Emil Haussmann, born 11 October 1910 in Ravensburg was a German SS functionary during the Nazi era. He was part of Einsatzkommando 12 of Einsatzgruppe D, which perpetrated the Holocaust in occupied Ukraine. Haussmann was charged with crimes against humanity in 1947 in the Einsatzgruppen Trial. He committed suicide while in prison.
Einsatzgruppe “task forces” or “deployment groups” were Schutzstaffel (SS) paramilitary death squads of Nazi Germany that were responsible for mass killings, primarily by shooting, during World War II (1939–45). The Einsatzgruppen were involved in the murder of much of the intelligentsia and cultural elite of Poland, and had an integral role in the implementation of the so-called Final solution to the Jewish question, Die Endlösung der Judenfrage in territories conquered by Nazi Germany. Almost all of the people they killed were civilians, beginning with the intelligentsia and swiftly progressing to Soviet political commissars, Jews, and Gypsies as well as actual or alleged partisans throughout Eastern Europe.
Emil Haussmann was the son of an accountant in Ravensburg. Haussmann joined the NSDAP in January 1930] – three years before the Machtergreifung – at the age of 19. He was a grade school teacher. In 1937, he became a full-time employee of the Sicherheitsdienst (SD) , and took over the SD-Oberabschnitt Southwest, based in the Judenreferat in Stuttgart.
During the Invasion of Poland, Haussmann was part of Einsatzgruppe VI, under command of SS-Obersturmbannführer Gerhard Flesch . There he was the “right hand man” for SS Standartenführer Albert Rapp . Commanding this Einsatzgruppe was Erich Naumann , who later became a co-defendant of Haussmann. After the end of hostilities, Haussmann remained with Rapp in Poland; Rapp led the Umwandererzentralstelle in Posen. This office coordinated the expulsion of Poles, Ukrainians and Jews in Reichsgau Wartheland, Reichsgau Danzig-West Prussia, East Upper Silesia and Aktion Zamość.

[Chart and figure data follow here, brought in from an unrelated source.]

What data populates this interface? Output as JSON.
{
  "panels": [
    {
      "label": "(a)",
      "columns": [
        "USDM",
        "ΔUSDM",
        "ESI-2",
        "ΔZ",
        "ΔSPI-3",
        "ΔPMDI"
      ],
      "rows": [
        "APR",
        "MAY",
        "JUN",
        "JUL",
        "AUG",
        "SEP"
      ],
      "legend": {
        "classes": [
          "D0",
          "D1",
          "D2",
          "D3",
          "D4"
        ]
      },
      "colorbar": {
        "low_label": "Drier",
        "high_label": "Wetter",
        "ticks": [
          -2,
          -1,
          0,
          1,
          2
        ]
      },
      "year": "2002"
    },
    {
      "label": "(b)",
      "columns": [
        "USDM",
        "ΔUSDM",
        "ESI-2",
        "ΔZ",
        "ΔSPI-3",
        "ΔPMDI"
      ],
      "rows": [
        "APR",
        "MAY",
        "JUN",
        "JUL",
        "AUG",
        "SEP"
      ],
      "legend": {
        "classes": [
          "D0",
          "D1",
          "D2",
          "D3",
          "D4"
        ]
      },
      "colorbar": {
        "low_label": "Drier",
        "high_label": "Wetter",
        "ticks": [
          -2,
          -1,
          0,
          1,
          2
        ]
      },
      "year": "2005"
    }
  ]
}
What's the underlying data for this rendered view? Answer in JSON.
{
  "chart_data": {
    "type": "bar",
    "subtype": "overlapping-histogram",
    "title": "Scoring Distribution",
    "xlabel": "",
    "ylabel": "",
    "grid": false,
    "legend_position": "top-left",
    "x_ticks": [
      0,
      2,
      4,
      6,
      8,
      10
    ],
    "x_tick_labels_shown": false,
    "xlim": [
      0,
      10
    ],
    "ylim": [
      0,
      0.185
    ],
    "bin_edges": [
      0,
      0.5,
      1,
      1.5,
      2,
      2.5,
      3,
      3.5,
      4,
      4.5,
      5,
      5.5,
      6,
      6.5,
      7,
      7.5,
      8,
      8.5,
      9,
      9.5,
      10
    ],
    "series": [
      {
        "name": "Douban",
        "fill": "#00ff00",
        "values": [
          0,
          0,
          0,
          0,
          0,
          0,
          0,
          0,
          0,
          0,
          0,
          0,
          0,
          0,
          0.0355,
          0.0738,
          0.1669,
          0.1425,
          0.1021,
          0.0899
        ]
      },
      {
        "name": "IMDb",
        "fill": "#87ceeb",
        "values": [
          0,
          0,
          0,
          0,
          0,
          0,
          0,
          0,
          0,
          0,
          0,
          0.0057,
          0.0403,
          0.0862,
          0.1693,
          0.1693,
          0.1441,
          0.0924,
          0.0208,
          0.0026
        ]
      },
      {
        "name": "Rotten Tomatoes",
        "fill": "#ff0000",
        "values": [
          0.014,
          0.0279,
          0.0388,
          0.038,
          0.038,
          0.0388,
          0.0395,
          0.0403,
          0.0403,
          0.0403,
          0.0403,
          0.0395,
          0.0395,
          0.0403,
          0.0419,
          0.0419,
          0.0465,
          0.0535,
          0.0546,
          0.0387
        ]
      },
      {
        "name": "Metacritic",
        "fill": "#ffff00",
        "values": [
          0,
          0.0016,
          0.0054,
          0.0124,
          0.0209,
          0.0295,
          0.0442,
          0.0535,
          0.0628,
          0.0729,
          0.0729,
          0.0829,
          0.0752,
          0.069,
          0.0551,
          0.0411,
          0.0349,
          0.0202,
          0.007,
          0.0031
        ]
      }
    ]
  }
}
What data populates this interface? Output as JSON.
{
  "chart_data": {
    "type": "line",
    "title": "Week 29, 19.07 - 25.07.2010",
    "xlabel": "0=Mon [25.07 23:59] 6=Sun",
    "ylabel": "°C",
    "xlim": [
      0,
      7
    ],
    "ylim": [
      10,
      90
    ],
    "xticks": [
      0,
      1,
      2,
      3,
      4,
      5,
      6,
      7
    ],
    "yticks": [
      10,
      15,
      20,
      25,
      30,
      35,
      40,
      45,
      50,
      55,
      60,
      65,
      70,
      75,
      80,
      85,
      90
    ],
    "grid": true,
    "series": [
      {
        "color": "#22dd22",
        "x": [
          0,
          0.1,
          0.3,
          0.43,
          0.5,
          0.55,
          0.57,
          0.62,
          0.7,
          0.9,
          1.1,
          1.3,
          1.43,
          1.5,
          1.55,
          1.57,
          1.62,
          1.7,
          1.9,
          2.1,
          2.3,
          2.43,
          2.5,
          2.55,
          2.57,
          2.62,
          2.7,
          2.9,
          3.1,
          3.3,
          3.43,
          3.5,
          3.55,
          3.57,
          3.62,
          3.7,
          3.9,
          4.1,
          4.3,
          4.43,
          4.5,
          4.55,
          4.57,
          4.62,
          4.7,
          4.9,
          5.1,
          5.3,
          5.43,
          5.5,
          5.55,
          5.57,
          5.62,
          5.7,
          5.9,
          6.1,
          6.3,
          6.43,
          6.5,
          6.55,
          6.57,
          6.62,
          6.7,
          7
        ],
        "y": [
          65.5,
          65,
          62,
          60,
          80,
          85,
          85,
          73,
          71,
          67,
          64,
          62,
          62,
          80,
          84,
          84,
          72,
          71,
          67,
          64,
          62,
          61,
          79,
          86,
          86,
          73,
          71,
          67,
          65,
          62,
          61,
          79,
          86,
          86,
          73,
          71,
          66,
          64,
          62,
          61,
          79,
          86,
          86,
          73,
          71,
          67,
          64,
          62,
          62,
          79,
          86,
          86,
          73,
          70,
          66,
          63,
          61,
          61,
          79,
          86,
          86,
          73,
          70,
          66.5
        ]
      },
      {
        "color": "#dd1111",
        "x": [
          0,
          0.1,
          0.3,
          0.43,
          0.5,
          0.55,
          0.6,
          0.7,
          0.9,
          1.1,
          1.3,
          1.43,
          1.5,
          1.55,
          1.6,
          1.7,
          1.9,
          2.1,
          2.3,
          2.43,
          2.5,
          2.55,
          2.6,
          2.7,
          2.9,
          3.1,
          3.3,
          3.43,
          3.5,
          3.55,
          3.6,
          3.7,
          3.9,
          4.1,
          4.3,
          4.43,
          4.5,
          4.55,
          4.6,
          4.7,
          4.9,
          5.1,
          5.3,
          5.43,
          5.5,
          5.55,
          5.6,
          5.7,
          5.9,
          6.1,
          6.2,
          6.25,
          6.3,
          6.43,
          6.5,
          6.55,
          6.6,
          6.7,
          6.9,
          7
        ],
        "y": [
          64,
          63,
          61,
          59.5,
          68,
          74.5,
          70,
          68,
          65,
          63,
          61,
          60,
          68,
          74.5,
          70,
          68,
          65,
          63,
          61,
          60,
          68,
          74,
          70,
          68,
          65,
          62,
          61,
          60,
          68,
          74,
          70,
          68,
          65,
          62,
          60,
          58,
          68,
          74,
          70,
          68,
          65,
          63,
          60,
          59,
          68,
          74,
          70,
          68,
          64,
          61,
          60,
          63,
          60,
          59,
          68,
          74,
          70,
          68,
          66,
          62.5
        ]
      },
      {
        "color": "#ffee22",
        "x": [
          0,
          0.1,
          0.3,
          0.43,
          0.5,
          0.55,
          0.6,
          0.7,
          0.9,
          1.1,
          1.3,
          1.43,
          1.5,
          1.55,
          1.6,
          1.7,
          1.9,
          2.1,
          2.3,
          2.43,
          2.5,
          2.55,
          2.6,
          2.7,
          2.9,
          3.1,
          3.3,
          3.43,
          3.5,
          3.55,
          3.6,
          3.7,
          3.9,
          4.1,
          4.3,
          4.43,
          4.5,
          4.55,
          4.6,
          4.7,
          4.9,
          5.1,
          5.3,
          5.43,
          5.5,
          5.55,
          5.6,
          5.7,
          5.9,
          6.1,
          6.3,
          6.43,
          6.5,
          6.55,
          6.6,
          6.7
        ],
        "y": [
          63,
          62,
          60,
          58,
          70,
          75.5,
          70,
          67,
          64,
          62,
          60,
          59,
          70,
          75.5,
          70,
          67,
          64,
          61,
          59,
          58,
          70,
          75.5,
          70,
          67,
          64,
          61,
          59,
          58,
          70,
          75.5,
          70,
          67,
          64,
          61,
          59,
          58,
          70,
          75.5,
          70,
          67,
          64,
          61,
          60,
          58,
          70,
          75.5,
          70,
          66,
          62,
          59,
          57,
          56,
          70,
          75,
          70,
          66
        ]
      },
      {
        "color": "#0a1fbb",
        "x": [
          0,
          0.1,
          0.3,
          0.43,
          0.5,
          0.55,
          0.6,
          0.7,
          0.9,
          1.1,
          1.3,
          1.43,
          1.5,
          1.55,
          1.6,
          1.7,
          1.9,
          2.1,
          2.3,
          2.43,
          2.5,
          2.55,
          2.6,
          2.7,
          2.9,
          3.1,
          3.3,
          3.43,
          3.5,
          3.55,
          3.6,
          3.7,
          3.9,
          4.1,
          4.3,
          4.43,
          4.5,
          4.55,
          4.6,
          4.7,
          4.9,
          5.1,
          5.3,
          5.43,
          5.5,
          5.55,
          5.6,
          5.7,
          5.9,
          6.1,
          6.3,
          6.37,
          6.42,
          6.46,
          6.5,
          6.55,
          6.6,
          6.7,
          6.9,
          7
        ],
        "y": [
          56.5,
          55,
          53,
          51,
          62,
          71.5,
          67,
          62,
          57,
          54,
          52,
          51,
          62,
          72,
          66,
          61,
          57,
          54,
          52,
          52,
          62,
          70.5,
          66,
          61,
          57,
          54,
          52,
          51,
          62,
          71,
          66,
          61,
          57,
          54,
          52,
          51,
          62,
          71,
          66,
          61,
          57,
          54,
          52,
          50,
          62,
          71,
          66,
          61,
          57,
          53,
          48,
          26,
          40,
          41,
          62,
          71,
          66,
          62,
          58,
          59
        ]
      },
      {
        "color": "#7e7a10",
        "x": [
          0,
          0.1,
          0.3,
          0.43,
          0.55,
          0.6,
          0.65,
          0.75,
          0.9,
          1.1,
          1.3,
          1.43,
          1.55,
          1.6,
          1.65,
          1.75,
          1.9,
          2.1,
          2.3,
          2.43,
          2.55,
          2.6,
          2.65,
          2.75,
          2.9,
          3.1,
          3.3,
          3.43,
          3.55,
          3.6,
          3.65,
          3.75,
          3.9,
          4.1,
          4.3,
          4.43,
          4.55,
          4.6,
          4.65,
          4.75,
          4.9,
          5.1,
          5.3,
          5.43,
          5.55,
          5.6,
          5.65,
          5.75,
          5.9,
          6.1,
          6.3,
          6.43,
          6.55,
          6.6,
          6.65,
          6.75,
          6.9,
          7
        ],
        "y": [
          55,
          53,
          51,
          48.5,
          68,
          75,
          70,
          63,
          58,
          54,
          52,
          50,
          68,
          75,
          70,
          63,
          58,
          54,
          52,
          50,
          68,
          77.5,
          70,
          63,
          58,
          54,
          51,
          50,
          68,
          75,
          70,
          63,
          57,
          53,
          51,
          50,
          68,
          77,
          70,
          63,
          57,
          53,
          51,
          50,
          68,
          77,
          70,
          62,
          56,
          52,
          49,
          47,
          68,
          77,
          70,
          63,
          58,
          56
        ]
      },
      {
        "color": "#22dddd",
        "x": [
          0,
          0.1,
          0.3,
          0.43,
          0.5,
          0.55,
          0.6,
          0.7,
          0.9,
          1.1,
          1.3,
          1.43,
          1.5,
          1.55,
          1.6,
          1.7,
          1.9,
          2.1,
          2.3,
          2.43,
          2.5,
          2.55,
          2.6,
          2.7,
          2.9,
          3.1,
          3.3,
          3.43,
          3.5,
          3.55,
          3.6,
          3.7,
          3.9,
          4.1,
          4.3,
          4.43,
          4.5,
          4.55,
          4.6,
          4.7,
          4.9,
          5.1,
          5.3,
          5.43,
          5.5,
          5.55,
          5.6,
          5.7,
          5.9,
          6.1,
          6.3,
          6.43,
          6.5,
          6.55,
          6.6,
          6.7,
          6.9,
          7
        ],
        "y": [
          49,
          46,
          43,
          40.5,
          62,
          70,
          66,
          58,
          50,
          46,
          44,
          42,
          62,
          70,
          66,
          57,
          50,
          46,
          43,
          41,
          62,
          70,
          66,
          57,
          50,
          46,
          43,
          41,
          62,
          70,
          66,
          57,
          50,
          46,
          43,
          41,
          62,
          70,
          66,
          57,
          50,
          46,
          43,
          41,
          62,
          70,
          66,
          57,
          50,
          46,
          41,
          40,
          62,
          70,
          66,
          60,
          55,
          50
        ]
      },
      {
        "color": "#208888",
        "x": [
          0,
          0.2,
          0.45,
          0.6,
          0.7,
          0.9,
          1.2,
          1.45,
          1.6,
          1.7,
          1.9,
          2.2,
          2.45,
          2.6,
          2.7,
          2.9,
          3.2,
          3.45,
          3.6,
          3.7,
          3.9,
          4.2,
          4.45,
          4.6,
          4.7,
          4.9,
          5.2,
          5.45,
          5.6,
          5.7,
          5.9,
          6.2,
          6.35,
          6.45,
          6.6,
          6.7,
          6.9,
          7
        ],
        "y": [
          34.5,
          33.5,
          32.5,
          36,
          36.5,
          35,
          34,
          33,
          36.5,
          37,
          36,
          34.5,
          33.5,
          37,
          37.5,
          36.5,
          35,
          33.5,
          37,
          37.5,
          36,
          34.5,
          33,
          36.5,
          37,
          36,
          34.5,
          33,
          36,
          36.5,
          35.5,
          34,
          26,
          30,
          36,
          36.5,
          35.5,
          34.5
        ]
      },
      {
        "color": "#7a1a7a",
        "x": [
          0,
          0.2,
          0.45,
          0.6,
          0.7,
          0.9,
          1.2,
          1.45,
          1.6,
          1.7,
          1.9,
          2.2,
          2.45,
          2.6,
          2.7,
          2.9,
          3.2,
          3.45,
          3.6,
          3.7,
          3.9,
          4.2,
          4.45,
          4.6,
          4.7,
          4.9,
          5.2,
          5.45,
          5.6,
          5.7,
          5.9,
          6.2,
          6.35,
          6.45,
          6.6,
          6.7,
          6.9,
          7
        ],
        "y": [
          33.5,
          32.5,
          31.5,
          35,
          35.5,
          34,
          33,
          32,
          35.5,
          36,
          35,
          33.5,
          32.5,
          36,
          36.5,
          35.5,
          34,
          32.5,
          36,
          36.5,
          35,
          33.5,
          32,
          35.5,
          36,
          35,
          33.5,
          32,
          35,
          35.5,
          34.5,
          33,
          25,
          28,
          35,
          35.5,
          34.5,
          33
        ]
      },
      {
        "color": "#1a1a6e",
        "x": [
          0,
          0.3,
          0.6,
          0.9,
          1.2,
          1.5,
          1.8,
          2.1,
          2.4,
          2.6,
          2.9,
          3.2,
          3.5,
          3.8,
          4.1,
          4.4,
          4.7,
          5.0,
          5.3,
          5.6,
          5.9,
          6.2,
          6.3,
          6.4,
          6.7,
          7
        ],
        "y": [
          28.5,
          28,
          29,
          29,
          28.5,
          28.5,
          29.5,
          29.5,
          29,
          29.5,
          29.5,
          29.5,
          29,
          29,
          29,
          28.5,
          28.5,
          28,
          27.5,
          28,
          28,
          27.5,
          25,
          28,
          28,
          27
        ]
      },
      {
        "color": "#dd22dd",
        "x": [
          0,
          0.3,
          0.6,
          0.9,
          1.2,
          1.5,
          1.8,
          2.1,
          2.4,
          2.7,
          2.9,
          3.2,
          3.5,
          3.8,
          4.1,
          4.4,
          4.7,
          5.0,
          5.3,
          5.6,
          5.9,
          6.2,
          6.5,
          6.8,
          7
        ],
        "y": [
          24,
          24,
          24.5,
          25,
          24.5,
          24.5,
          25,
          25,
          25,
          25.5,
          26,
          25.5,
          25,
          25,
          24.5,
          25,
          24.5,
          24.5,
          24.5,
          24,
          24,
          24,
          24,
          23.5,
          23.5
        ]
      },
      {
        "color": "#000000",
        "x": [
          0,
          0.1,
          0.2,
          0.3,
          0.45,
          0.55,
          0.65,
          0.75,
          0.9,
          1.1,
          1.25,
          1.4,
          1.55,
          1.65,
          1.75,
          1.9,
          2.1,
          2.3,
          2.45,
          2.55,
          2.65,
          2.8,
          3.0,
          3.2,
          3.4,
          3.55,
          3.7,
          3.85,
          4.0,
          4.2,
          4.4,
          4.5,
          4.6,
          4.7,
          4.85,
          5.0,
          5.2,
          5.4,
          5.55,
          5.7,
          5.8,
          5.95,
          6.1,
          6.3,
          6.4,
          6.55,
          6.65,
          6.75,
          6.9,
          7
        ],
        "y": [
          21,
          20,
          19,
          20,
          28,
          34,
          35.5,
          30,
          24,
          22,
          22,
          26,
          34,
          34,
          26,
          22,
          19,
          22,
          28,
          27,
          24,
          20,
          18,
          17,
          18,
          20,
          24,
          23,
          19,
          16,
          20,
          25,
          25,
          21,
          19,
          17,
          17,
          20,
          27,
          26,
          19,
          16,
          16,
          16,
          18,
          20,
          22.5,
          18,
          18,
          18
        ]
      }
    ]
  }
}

Haussmann took part in Einsatzkommando 12, under command of SS Obersturmbannführer Gustav Adolf Nosske during the invasion of the Soviet Union. In 1947 he was one of 24 defendants at the Einsatzgruppen Trial. On 29 July 1947, he received the indictment along with his co-defendants: (1) crimes against humanity, (2) war crimes, and (3) membership in a criminal organization . Two days later, before the arraignment, Haussmann committed suicide in his cell on 31 July 1947, age, 46, and was removed from the process. Thus, he was the only defendant at the Einsatzgruppen trial who escaped a sentence.
After World War II, in 1946, Gerhard Flesch was tried and sentenced, for the many cases of torture and murder, to execution by firing squad. The sentence was carried out at midnight at Kristiansten festning on 28 February 1948, age 38. Right before the order was given to fire, Gerhard Flesch shouted loudly “Heil Hitler”. SS Obersturmbannführer Gustav Adolf Nosske Nosske was arrested by the Allies and brought to trial at the Einsatzgruppen Trial in 1948 at Nuremberg. He was the only accused who did not seek clemency from General Lucius D. Clay in the American sector of occupation. On 10 April 1948 Nosske was sentenced to life imprisonment for war crimes. In 1951 his sentence was commuted to ten years in prison. Upon returning to civilian life he became a coach in Württemberg. On 26 March 1965 he testified as a witness at the Frankfurt Auschwitz Trials. Nosske died in 1990, age 87. The further life of Albert Rapp is unknown.